An unnamed radiance seemed to shine from her, like the very essence of life itself lay just beneath her skin.

Magic hummed in the air all around and saturated the very concrete on which he lay, but it seemed to emanate directly from her — like the glow cast by a brilliant little flame.

Despite that vitality, something about her seemed incredibly fragile. Yet she sat there with a needle in her hand, prepared to risk a dragon’s ire in an attempt to help despite the fact that she clearly wanted him to leave.

Taevas respected her gumption, if not her lack of caution. The ancient beast in him hissed a warning. That would have to be addressed later.

He’d been under threat for a very long time. No one could be trusted. Even so, he laid his head down again, one eye fixed on her, and forced himself to relax. He wasn’t entirely sure why, but he was certain it was the right choice.

She looked at him in silence for what felt like a long time. “You must really be in trouble.”

He chuffed. You have no idea.

Leaning in again, more cautiously this time, she pressed her needle against the edge of a deep slash.

He barely felt it. Taevas watched her dubiously, wondering if he could somehow warn her that dragon skin was a lot tougher than most people thought.

A flimsy sewing needle wouldn’t stand a chance of puncturing his flesh.

It was a bit of a shock, then, to feel the momentary bite of pain that accompanied it sliding in.

The woman grunted with the force it took, but she’d done it.

Maybe sensing his scrutiny, or perhaps merely uncomfortable with the silence, she explained, “This is an embroidery needle I use for leather. I thought it might work better than my smaller ones. And don’t worry, the thread is nylon.

I keep it in my first aid kit, so it’s all sanitized.

You’ll have to have the stitches removed, but if we keep it clean, it shouldn’t get infected. ”

You sound like you’ve done this before, he silently replied, ignoring the bite and sting of her work.

As if she could hear him, she said, “Living out here, it’s good to have this stuff handy, you know? I’ve stitched people, animals, even myself a couple times when— well, when it’s more convenient. We don’t have any healers close, and the nearest medical center is forty-five minutes away by car.”

Feeling more like himself with every painful stitch, he thought, Forty-five minutes?

Where am I — Siberia? He looked around with growing disgust. It didn’t appear that there were any electric lights, no modern amenities at all.

In fact, he was fairly certain he was in some sort of converted barn, one built a century ago, if not more.

The gods knew he’d seen enough of them in his youth.

He was once again reminded of an old life, an old pain, and he didn’t like it at all.

This is worse than Siberia. I’ve gone back in fucking time.

“Mind you, I’m no healer. You really should get to one as soon as possible.

I can walk to the Thompsons’ farm and call the ranger station.

They could send out an emergency unit for you.

” She didn’t look at him as she said it, but kept her eyes lowered to her task.
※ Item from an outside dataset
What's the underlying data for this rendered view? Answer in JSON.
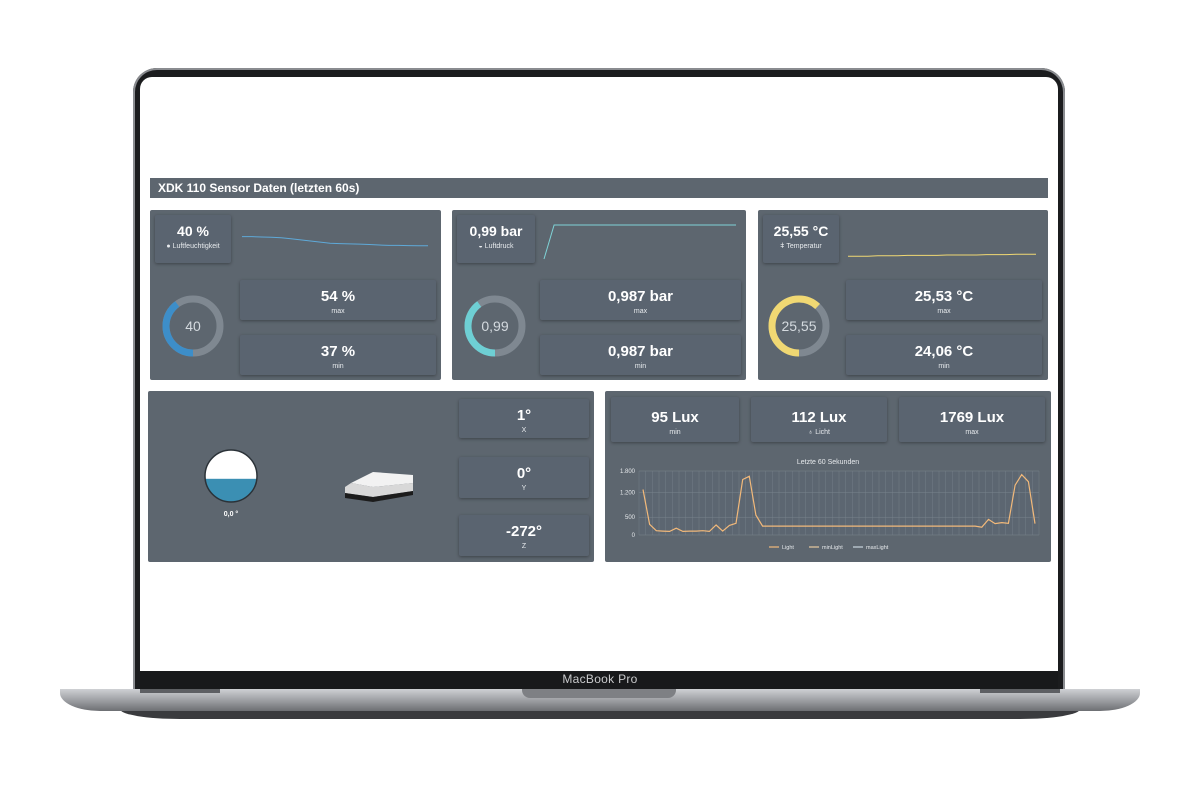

That’s why it surprised her when he lifted his head just enough to blow a large, annoyed breath over her.

As if I’d let you walk anywhere in this weather, he thought, appalled by the very idea. Wherever they were, it was storming. Even if he trusted that he hadn’t been tracked down by his attackers, he’d let her do that over his dead fucking body.

Casting him an exasperated look, she replied, “Fine! I get the message. No rangers. Stop moving, please.”